The UK pledged an extra $1.7bn until 2020, Germany committed to $2.6bn until 2018, France said it would give $1bn and the US pledged an extra $925m for 2016.

Australia, Belgium, Italy, Poland, Japan, the UAE, Austria, Switzerland, Estonia, Denmark and Finland also committed funds.

European Council President Donald Tusk said the EU would commit €3bn this year and intended to “maintain this level of financing” for 2017 and beyond.

“Since the start of the conflict, the European Union has spent €5 billion helping to manage this crisis. Last year, the European Union exceeded its commitment to give an additional €1 billion to the region. We now stand ready to offer more help,” Tusk said.

Poland’s former premier said the European Investment Bank would also “play its part”, offering to lend as much as €23bn “for the whole of the Middle East and North Africa”.

The $9bn which was sought are made up of a UN appeal for $7.7bn and about $1.3bn requested by regional host governments.

The Turkish Prime Minister Ahmet Davuto?lu accused the Assad regime of ethnic cleansing. He said 30,000 Syrians are fleeing camps between Aleppo and Turkey because of Russian airstrikes. “This is ethnic cleansing and a war crime,” he said.

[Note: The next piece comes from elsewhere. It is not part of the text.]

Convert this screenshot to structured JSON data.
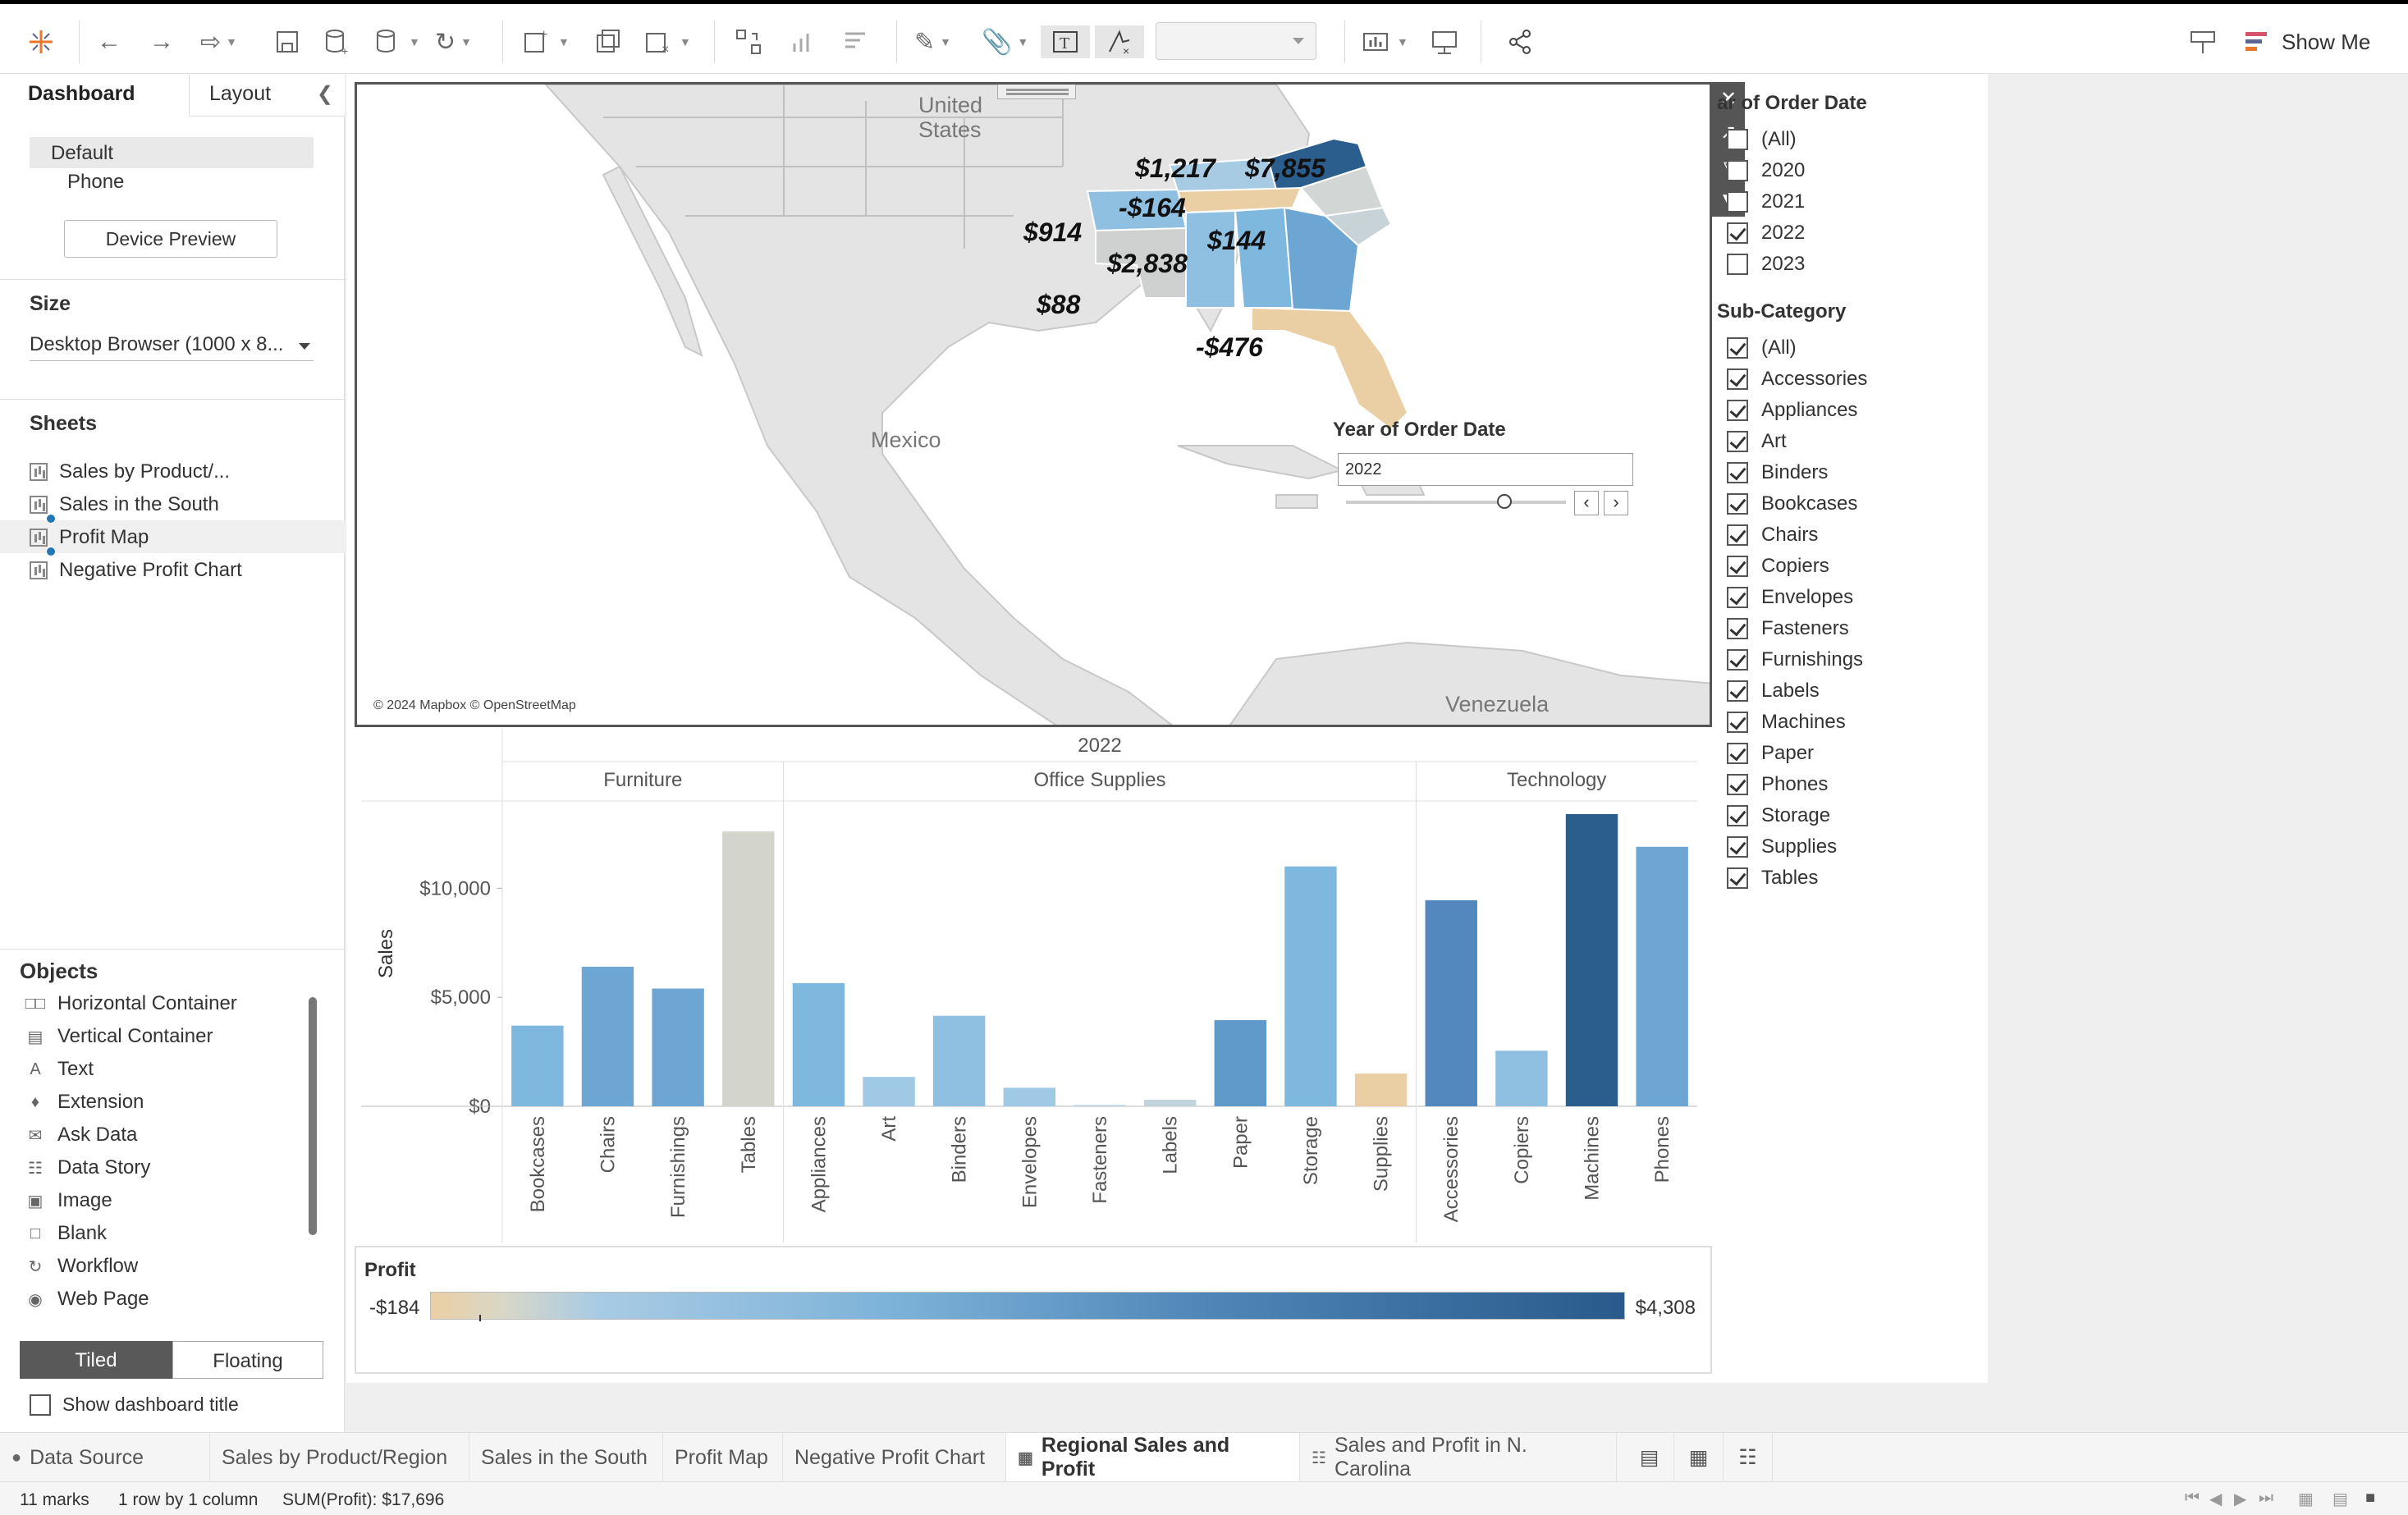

“In supporting our refugee response, you will not only be addressing the urgent needs of millions, you will be helping my country continue to do the right thing – fulfilling a critical role in our region and staying strong for the world.” King Abdullah II of Jordan told the audience. Jordan is one of the countries hardest-hit by the crisis gripping Syria.

EU foreign affairs chief Federica Mogherini said the EU-Turkey joint action plan, and the refugee facility, have just been activated. Indeed, on 3 February the EU approved a €3 billion fund for Turkey to help refugees and migrants in the country in exchange for Ankara ensuring fewer of them venture out towards Europe.

>>Read: EU approves €3 billion migration fund for Turkey

“We’re working closely with Lebanon and Jordan on what we call the European Union compacts, which are plans that won’t just ease the living conditions of the refugees. They will also support the economic and social resilience of Lebanon and Jordan in these very difficult times,” Mogherini said.

UN-brokered peace talks with the Syrian government and opposition have been suspended until 25 February amid concern about continuing airstrikes. Bashar al-Assad’s opponents say that UN resolution 2254, mandating the talks, requires an end to airstrikes and humanitarian relief for suffering civilians.

Ban Ki-Moon accused Syria’s Assad regime of undermining the suspended Geneva peace talks by a sudden increase in aerial bombing and military activity in the country.